Mentre l’attenzione della politica già si sposta su altri oggetti di polemica quotidiana, è bene dire qualcosa sulla legge di bilancio 2020 da poco approvata. Non sui contenuti, ma sul ruolo che hanno svolto durante la procedura i vari attori in campo: Parlamento, Governo, maggioranza e opposizione.
Su questo tema c’è il precedente dell’anno scorso, quando il Governo gialloverde ha imposto tempi di approvazione che al Senato hanno di fatto impedito il dibattito parlamentare sulla legge di bilancio 2019. Ne è sortito un ricorso alla Corte costituzionale da parte del gruppo parlamentare dei senatori PD, allora all’opposizione. La Corte ha riconosciuto che le forzature procedimentali volute dal Governo hanno «determinato una compressione dell’esame parlamentare»; tuttavia, i giudici costituzionali non si sono spinti a sanzionare questa grave lesione; si sono limitati a formulare un monito per il futuro, affermando che «in altre situazioni una simile compressione della funzione costituzionale dei parlamentari potrebbe portare a esiti differenti» (ord. 17/2019).
È passato un anno e la situazione non è cambiata significativamente.

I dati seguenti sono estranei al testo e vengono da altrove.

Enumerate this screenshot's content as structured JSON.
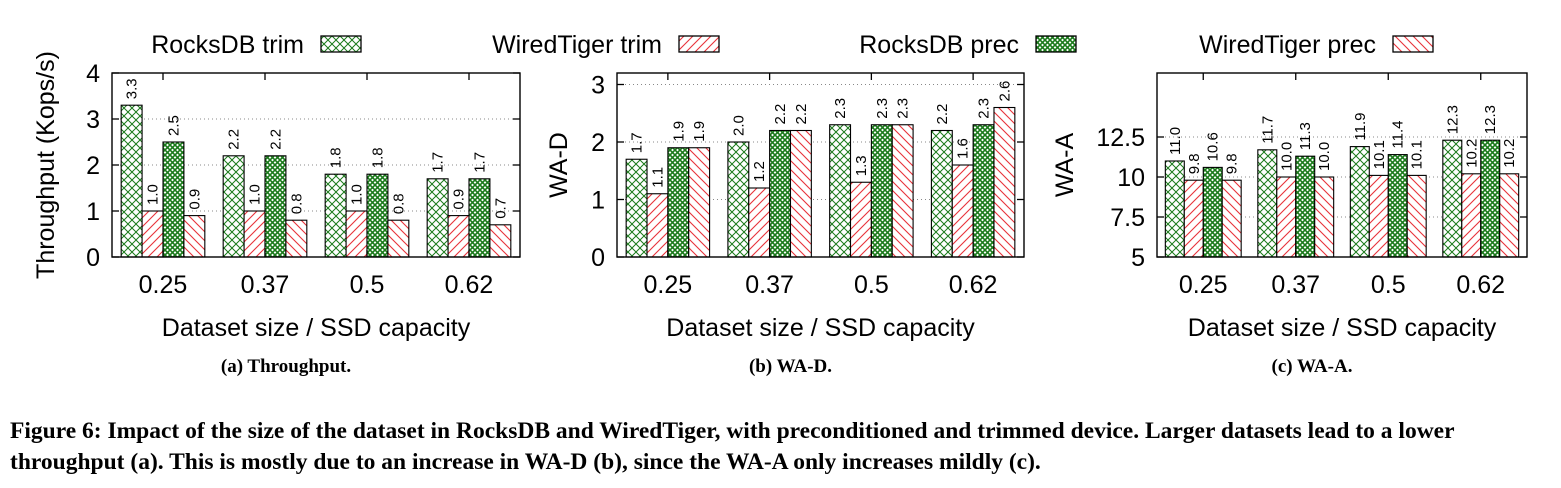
{
  "legend": [
    {
      "label": "RocksDB trim",
      "color": "#1a7a1a",
      "pattern": "crosshatch-light"
    },
    {
      "label": "WiredTiger trim",
      "color": "#e8323a",
      "pattern": "diagonal-up"
    },
    {
      "label": "RocksDB prec",
      "color": "#1a7a1a",
      "pattern": "crosshatch-dense"
    },
    {
      "label": "WiredTiger prec",
      "color": "#e8323a",
      "pattern": "diagonal-down"
    }
  ],
  "caption": {
    "text": "Figure 6: Impact of the size of the dataset in RocksDB and WiredTiger, with preconditioned and trimmed device. Larger datasets lead to a lower throughput (a). This is mostly due to an increase in WA-D (b), since the WA-A only increases mildly (c)."
  },
  "chart_data": [
    {
      "type": "bar",
      "subcaption": "(a) Throughput.",
      "xlabel": "Dataset size / SSD capacity",
      "ylabel": "Throughput (Kops/s)",
      "categories": [
        "0.25",
        "0.37",
        "0.5",
        "0.62"
      ],
      "ylim": [
        0,
        4
      ],
      "yticks": [
        0,
        1,
        2,
        3,
        4
      ],
      "ytick_labels": [
        "0",
        "1",
        "2",
        "3",
        "4"
      ],
      "grid": true,
      "series": [
        {
          "name": "RocksDB trim",
          "values": [
            3.3,
            2.2,
            1.8,
            1.7
          ],
          "labels": [
            "3.3",
            "2.2",
            "1.8",
            "1.7"
          ]
        },
        {
          "name": "WiredTiger trim",
          "values": [
            1.0,
            1.0,
            1.0,
            0.9
          ],
          "labels": [
            "1.0",
            "1.0",
            "1.0",
            "0.9"
          ]
        },
        {
          "name": "RocksDB prec",
          "values": [
            2.5,
            2.2,
            1.8,
            1.7
          ],
          "labels": [
            "2.5",
            "2.2",
            "1.8",
            "1.7"
          ]
        },
        {
          "name": "WiredTiger prec",
          "values": [
            0.9,
            0.8,
            0.8,
            0.7
          ],
          "labels": [
            "0.9",
            "0.8",
            "0.8",
            "0.7"
          ]
        }
      ]
    },
    {
      "type": "bar",
      "subcaption": "(b) WA-D.",
      "xlabel": "Dataset size / SSD capacity",
      "ylabel": "WA-D",
      "categories": [
        "0.25",
        "0.37",
        "0.5",
        "0.62"
      ],
      "ylim": [
        0,
        3.2
      ],
      "yticks": [
        0,
        1,
        2,
        3
      ],
      "ytick_labels": [
        "0",
        "1",
        "2",
        "3"
      ],
      "grid": true,
      "series": [
        {
          "name": "RocksDB trim",
          "values": [
            1.7,
            2.0,
            2.3,
            2.2
          ],
          "labels": [
            "1.7",
            "2.0",
            "2.3",
            "2.2"
          ]
        },
        {
          "name": "WiredTiger trim",
          "values": [
            1.1,
            1.2,
            1.3,
            1.6
          ],
          "labels": [
            "1.1",
            "1.2",
            "1.3",
            "1.6"
          ]
        },
        {
          "name": "RocksDB prec",
          "values": [
            1.9,
            2.2,
            2.3,
            2.3
          ],
          "labels": [
            "1.9",
            "2.2",
            "2.3",
            "2.3"
          ]
        },
        {
          "name": "WiredTiger prec",
          "values": [
            1.9,
            2.2,
            2.3,
            2.6
          ],
          "labels": [
            "1.9",
            "2.2",
            "2.3",
            "2.6"
          ]
        }
      ]
    },
    {
      "type": "bar",
      "subcaption": "(c) WA-A.",
      "xlabel": "Dataset size / SSD capacity",
      "ylabel": "WA-A",
      "categories": [
        "0.25",
        "0.37",
        "0.5",
        "0.62"
      ],
      "ylim": [
        5,
        16.5
      ],
      "yticks": [
        5,
        7.5,
        10,
        12.5
      ],
      "ytick_labels": [
        "5",
        "7.5",
        "10",
        "12.5"
      ],
      "grid": true,
      "series": [
        {
          "name": "RocksDB trim",
          "values": [
            11.0,
            11.7,
            11.9,
            12.3
          ],
          "labels": [
            "11.0",
            "11.7",
            "11.9",
            "12.3"
          ]
        },
        {
          "name": "WiredTiger trim",
          "values": [
            9.8,
            10.0,
            10.1,
            10.2
          ],
          "labels": [
            "9.8",
            "10.0",
            "10.1",
            "10.2"
          ]
        },
        {
          "name": "RocksDB prec",
          "values": [
            10.6,
            11.3,
            11.4,
            12.3
          ],
          "labels": [
            "10.6",
            "11.3",
            "11.4",
            "12.3"
          ]
        },
        {
          "name": "WiredTiger prec",
          "values": [
            9.8,
            10.0,
            10.1,
            10.2
          ],
          "labels": [
            "9.8",
            "10.0",
            "10.1",
            "10.2"
          ]
        }
      ]
    }
  ]
}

Anche il nuovo Governo e la nuova maggioranza giallorossa che lo sostiene hanno limitato le prerogative parlamentari ma con modalità diverse. Di nuovo la molla principale è stata la ristrettezza dei tempi: mentre l’anno scorso vi fu una faticosa interlocuzione con le istituzioni europee, quest’anno si è arrivati lunghi a causa dei contrasti interni alla maggioranza. E così, un atto tanto articolato e complesso come la legge di bilancio è stato approvato in una sola lettura nell’arco di pochi giorni di effettivo lavoro d’aula. A questo scopo, durante l’esame al Senato, il Governo ha posto la fiducia su un maxiemendamento che ha ripreso in larga parte il lavoro della commissione.
Più problematico ciò che è successo nel successivo esame alla Camera quando il Governo ha posto la fiducia sull’identico testo approvato dal Senato. La conseguenza di questa seconda mossa è stata che i deputati non hanno potuto emendarlo e quindi che il Parlamento ha in sostanza operato come un’assemblea monocamerale; solo una camera ha realmente deciso, l’altra si è limitata a confermare la sua decisione.
Gentile professor Di Cosimo,
mi permetto di segnalare che, per quando riguarda l’esame del Senato, il maxiemendamento oggetto dell’apposiziome della questione di fiducia era, nella sostanza, quasi interamente riproduttivo del testo della legge come risultante dell’esame della Commissione bilancio.
Ne consegue che, almeno per quanto riguarda il Senato, non risulta corretto affermare che i contenuti della manovra siano stati decisi e scritti dal Governo.
A seguito dell’osservazione di Michele Magrini, l’A., riconoscendo l’errore materiale, ripropone corretto il testo del suo contributo.